ValueError: loaded state dict contains a parameter group that doesn't match the size of optimizer's group
Note: I searched what might cause this error(freezing some layers and passing an incorrect params_group). But I have not done anything like that, so this error should not occur.

Quick Hack/Solution:

There is a strange solution simply by deleting optimizer.pt and setting number of epochs to an arbitrarily large number. Not setting epochs to a very high number causes the script to proceed directly to evaluation and not do any training.

Environment info

Google Colab
Tokenizers 0.5
Transformers 2.5
GPU:P4

Should Fix wontfix

Source

aditya-malte

👀2

Most helpful comment

Hi! This is an interesting use-case, I think the error stems from the run_glue script trying to re-use the different attributes the run_language_modeling script had saved.

That includes:

the optimizer state
the scheduler state
the current global step, which is inferred from the name

Your patch works because
1) the optimizer state shouldn't be kept across different trainings. Deleting the optimizer file makes sense.
2) The script believes you're already at a very high global step, as inferred from the name of your file. Setting a very high number of epochs means a very high number of steps to complete the training, hence some remaining steps.

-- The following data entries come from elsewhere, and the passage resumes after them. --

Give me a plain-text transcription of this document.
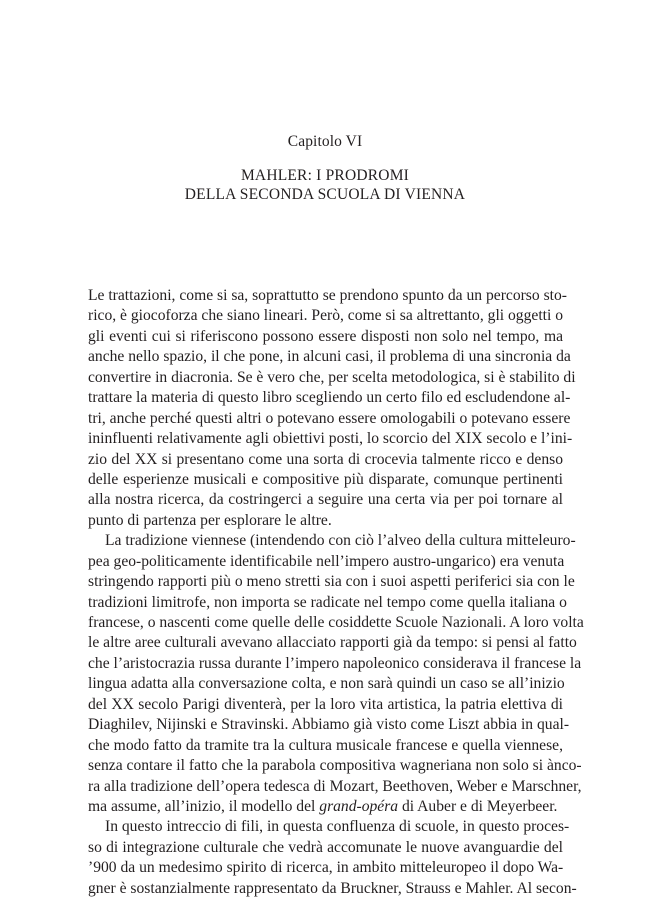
Capitolo VI
MAHLER: I PRODROMI
DELLA SECONDA SCUOLA DI VIENNA
Le trattazioni, come si sa, soprattutto se prendono spunto da un percorso sto-
rico, è giocoforza che siano lineari. Però, come si sa altrettanto, gli oggetti o
gli eventi cui si riferiscono possono essere disposti non solo nel tempo, ma
anche nello spazio, il che pone, in alcuni casi, il problema di una sincronia da
convertire in diacronia. Se è vero che, per scelta metodologica, si è stabilito di
trattare la materia di questo libro scegliendo un certo filo ed escludendone al-
tri, anche perché questi altri o potevano essere omologabili o potevano essere
ininfluenti relativamente agli obiettivi posti, lo scorcio del XIX secolo e l’ini-
zio del XX si presentano come una sorta di crocevia talmente ricco e denso
delle esperienze musicali e compositive più disparate, comunque pertinenti
alla nostra ricerca, da costringerci a seguire una certa via per poi tornare al
punto di partenza per esplorare le altre.
La tradizione viennese (intendendo con ciò l’alveo della cultura mitteleuro-
pea geo-politicamente identificabile nell’impero austro-ungarico) era venuta
stringendo rapporti più o meno stretti sia con i suoi aspetti periferici sia con le
tradizioni limitrofe, non importa se radicate nel tempo come quella italiana o
francese, o nascenti come quelle delle cosiddette Scuole Nazionali. A loro volta
le altre aree culturali avevano allacciato rapporti già da tempo: si pensi al fatto
che l’aristocrazia russa durante l’impero napoleonico considerava il francese la
lingua adatta alla conversazione colta, e non sarà quindi un caso se all’inizio
del XX secolo Parigi diventerà, per la loro vita artistica, la patria elettiva di
Diaghilev, Nijinski e Stravinski. Abbiamo già visto come Liszt abbia in qual-
che modo fatto da tramite tra la cultura musicale francese e quella viennese,
senza contare il fatto che la parabola compositiva wagneriana non solo si ànco-
ra alla tradizione dell’opera tedesca di Mozart, Beethoven, Weber e Marschner,
ma assume, all’inizio, il modello del grand-opéra di Auber e di Meyerbeer.
In questo intreccio di fili, in questa confluenza di scuole, in questo proces-
so di integrazione culturale che vedrà accomunate le nuove avanguardie del
’900 da un medesimo spirito di ricerca, in ambito mitteleuropeo il dopo Wa-
gner è sostanzialmente rappresentato da Bruckner, Strauss e Mahler. Al secon-
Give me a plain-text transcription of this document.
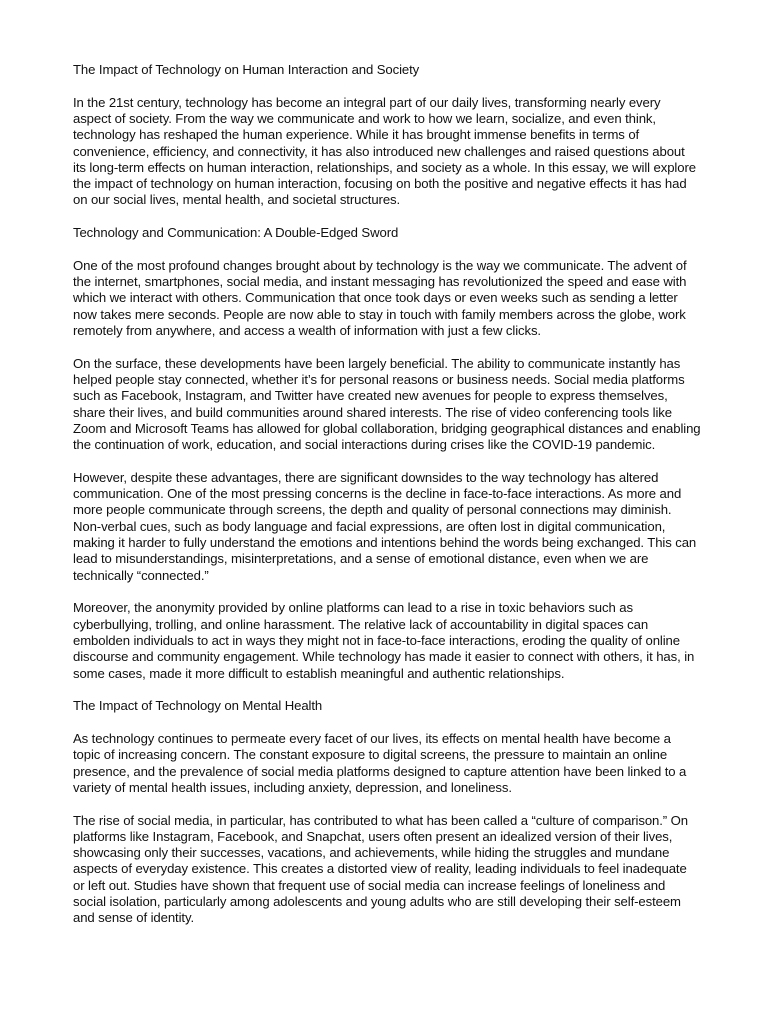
The Impact of Technology on Human Interaction and Society

In the 21st century, technology has become an integral part of our daily lives, transforming nearly every aspect of society. From the way we communicate and work to how we learn, socialize, and even think, technology has reshaped the human experience. While it has brought immense benefits in terms of convenience, efficiency, and connectivity, it has also introduced new challenges and raised questions about its long-term effects on human interaction, relationships, and society as a whole. In this essay, we will explore the impact of technology on human interaction, focusing on both the positive and negative effects it has had on our social lives, mental health, and societal structures.

Technology and Communication: A Double-Edged Sword

One of the most profound changes brought about by technology is the way we communicate. The advent of the internet, smartphones, social media, and instant messaging has revolutionized the speed and ease with which we interact with others. Communication that once took days or even weeks such as sending a letter now takes mere seconds. People are now able to stay in touch with family members across the globe, work remotely from anywhere, and access a wealth of information with just a few clicks.

On the surface, these developments have been largely beneficial. The ability to communicate instantly has helped people stay connected, whether it’s for personal reasons or business needs. Social media platforms such as Facebook, Instagram, and Twitter have created new avenues for people to express themselves, share their lives, and build communities around shared interests. The rise of video conferencing tools like Zoom and Microsoft Teams has allowed for global collaboration, bridging geographical distances and enabling the continuation of work, education, and social interactions during crises like the COVID-19 pandemic.

However, despite these advantages, there are significant downsides to the way technology has altered communication. One of the most pressing concerns is the decline in face-to-face interactions. As more and more people communicate through screens, the depth and quality of personal connections may diminish. Non-verbal cues, such as body language and facial expressions, are often lost in digital communication, making it harder to fully understand the emotions and intentions behind the words being exchanged. This can lead to misunderstandings, misinterpretations, and a sense of emotional distance, even when we are technically “connected.”

Moreover, the anonymity provided by online platforms can lead to a rise in toxic behaviors such as cyberbullying, trolling, and online harassment. The relative lack of accountability in digital spaces can embolden individuals to act in ways they might not in face-to-face interactions, eroding the quality of online discourse and community engagement. While technology has made it easier to connect with others, it has, in some cases, made it more difficult to establish meaningful and authentic relationships.

The Impact of Technology on Mental Health

As technology continues to permeate every facet of our lives, its effects on mental health have become a topic of increasing concern. The constant exposure to digital screens, the pressure to maintain an online presence, and the prevalence of social media platforms designed to capture attention have been linked to a variety of mental health issues, including anxiety, depression, and loneliness.

The rise of social media, in particular, has contributed to what has been called a “culture of comparison.” On platforms like Instagram, Facebook, and Snapchat, users often present an idealized version of their lives, showcasing only their successes, vacations, and achievements, while hiding the struggles and mundane aspects of everyday existence. This creates a distorted view of reality, leading individuals to feel inadequate or left out. Studies have shown that frequent use of social media can increase feelings of loneliness and social isolation, particularly among adolescents and young adults who are still developing their self-esteem and sense of identity.
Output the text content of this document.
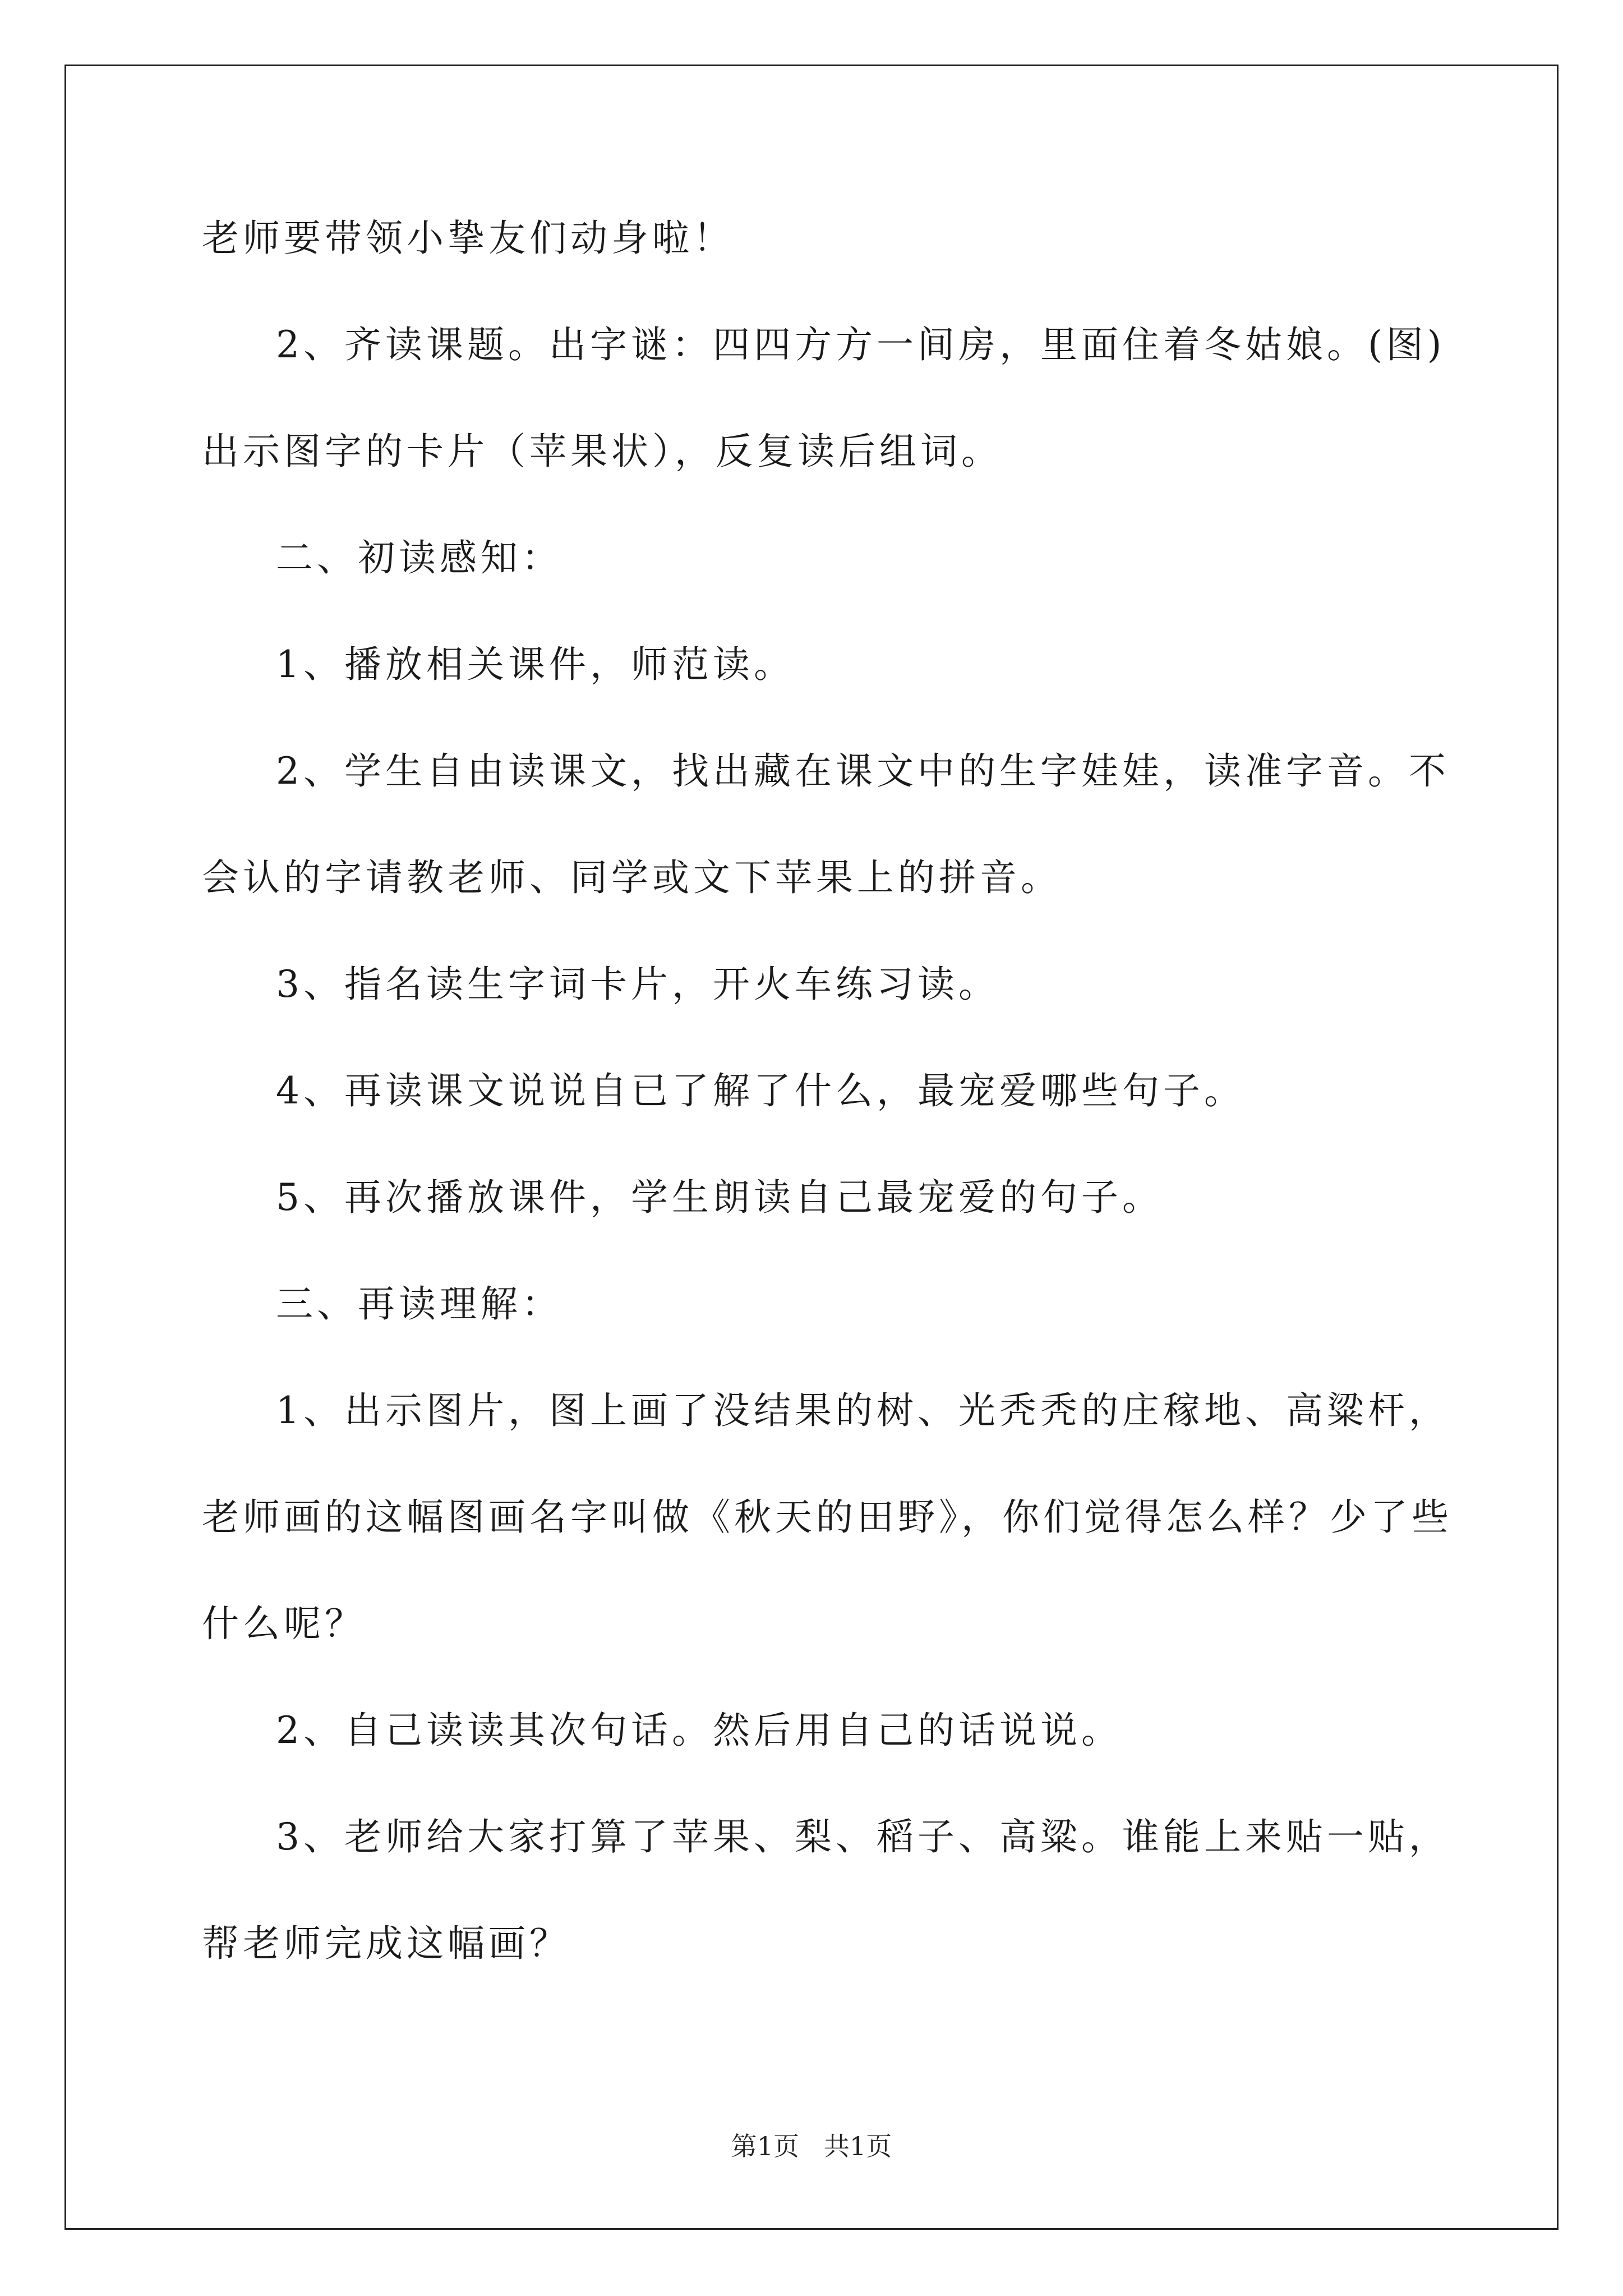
老师要带领小挚友们动身啦！
2、齐读课题。出字谜：四四方方一间房，里面住着冬姑娘。(图)
出示图字的卡片（苹果状），反复读后组词。
二、初读感知：
1、播放相关课件，师范读。
2、学生自由读课文，找出藏在课文中的生字娃娃，读准字音。不
会认的字请教老师、同学或文下苹果上的拼音。
3、指名读生字词卡片，开火车练习读。
4、再读课文说说自已了解了什么，最宠爱哪些句子。
5、再次播放课件，学生朗读自己最宠爱的句子。
三、再读理解：
1、出示图片，图上画了没结果的树、光秃秃的庄稼地、高粱杆，
老师画的这幅图画名字叫做《秋天的田野》，你们觉得怎么样？少了些
什么呢？
2、自己读读其次句话。然后用自己的话说说。
3、老师给大家打算了苹果、梨、稻子、高粱。谁能上来贴一贴，
帮老师完成这幅画？
第1页 共1页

We should work to fix the issue, but for now I would recommend deleting the files you don't need (optimizer.pt and scheduler.pt), and rename your folder containing your model/config/tokenizer files so that it doesn't end with a number.

LysandreJik on 25 Feb 2020

❤5

All 5 comments

Hi! This is an interesting use-case, I think the error stems from the run_glue script trying to re-use the different attributes the run_language_modeling script had saved.

That includes:

the optimizer state
the scheduler state
the current global step, which is inferred from the name

LysandreJik on 25 Feb 2020

❤5

Maybe we could raise a warning after pretraining is over. Ideally, this should be handled by the script itself, and such deletion etc. should not be required

aditya-malte on 26 Feb 2020

Yes, I was also stuck on this issue. @LysandreJik , kudos to your hack.

oya163 on 19 Mar 2020

Stuck in the same issue too. Thanks for your suggestion @LysandreJik

sakares on 9 Apr 2020

This issue has been automatically marked as stale because it has not had recent activity. It will be closed if no further activity occurs. Thank you for your contributions.